Inverse design of compact optical cloaks and experimental demonstration at microwave frequencies

TL;DR

This paper demonstrates the inverse design and experimental realization of compact microwave optical cloaks using 3D printing, effectively reducing scattering and hiding objects of specific sizes and shapes.

Contribution

It introduces a novel inverse design method for optical cloaks at microwave frequencies and validates it through experimental demonstration with 3D printed structures.

Findings

Designs effectively reduce scattering of incident light.

Experimental results agree with numerical simulations.

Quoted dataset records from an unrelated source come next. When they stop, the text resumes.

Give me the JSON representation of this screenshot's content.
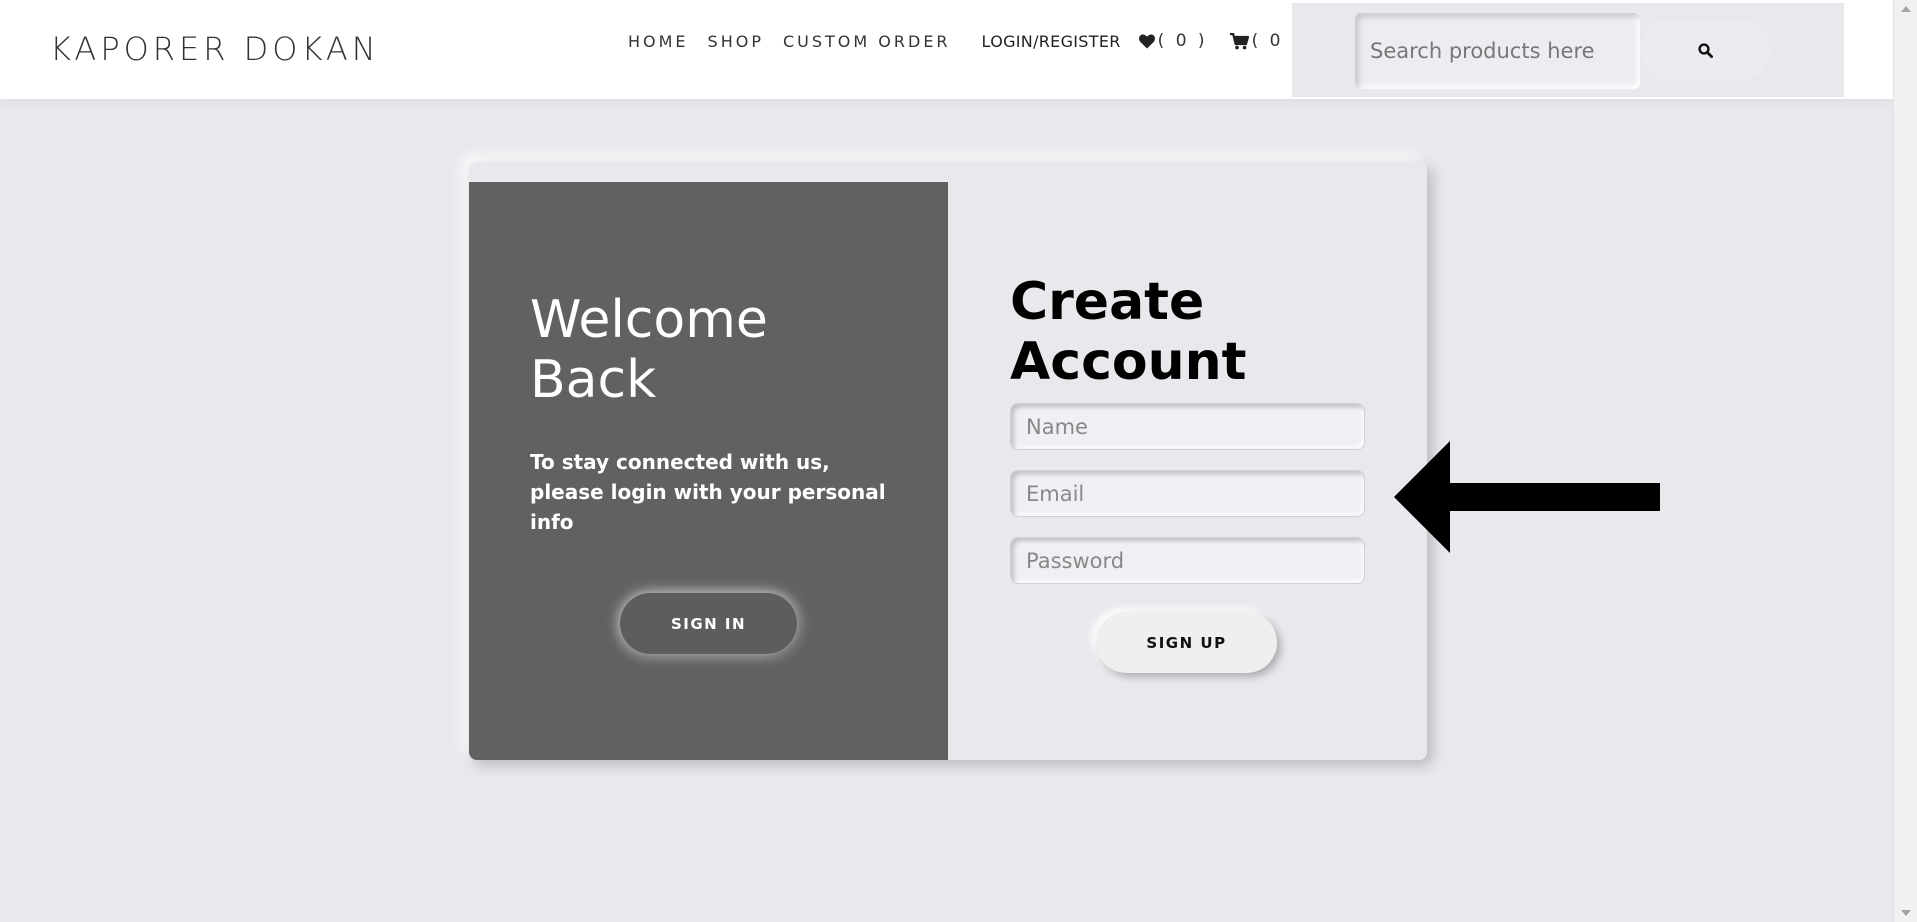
{
  "header": {
    "logo": "KAPORER DOKAN",
    "nav": [
      {
        "label": "HOME"
      },
      {
        "label": "SHOP"
      },
      {
        "label": "CUSTOM ORDER"
      }
    ],
    "login_label": "LOGIN/REGISTER",
    "wishlist_count": "( 0 )",
    "cart_count": "( 0 )",
    "search": {
      "placeholder": "Search products here",
      "icon": "search-icon"
    }
  },
  "welcome": {
    "title": "Welcome Back",
    "text": "To stay connected with us, please login with your personal info",
    "signin_label": "SIGN IN"
  },
  "signup": {
    "title": "Create Account",
    "name_placeholder": "Name",
    "email_placeholder": "Email",
    "password_placeholder": "Password",
    "signup_label": "SIGN UP"
  },
  "icons": {
    "wishlist": "heart-icon",
    "cart": "cart-icon",
    "annotation": "arrow-left-icon"
  },
  "colors": {
    "background": "#e8e9ed",
    "left_panel": "#616161",
    "header": "#ffffff"
  }
}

Cloaks conceal objects up to the wavelength size.

Abstract

Inverse design in photonics has gathered increasing attention as a powerful approach that goes beyond the intuition-based designs. In this Letter, we present the inverse design and experimental demonstration of compact optical cloaks at microwave frequencies is conducted. Two different configurations of rectangular and circular cloaks are numerically designed to reduce the scatterings of incident light interacting with a perfect electrical conductor object. The designed cloaking structures consist of dielectric polylactide material with a low refractive index and they are fabricated by 3D printing approach. The experimental measurements are in good agreement with the numerical calculations. The designed region covering (4{\lambda} x 4{\lambda}) area enables hiding circular object of {\lambda} diameter where {\lambda} denotes the wavelength of incident light. The proposed approach may enable the concealment of different objects possessing various size and shapes.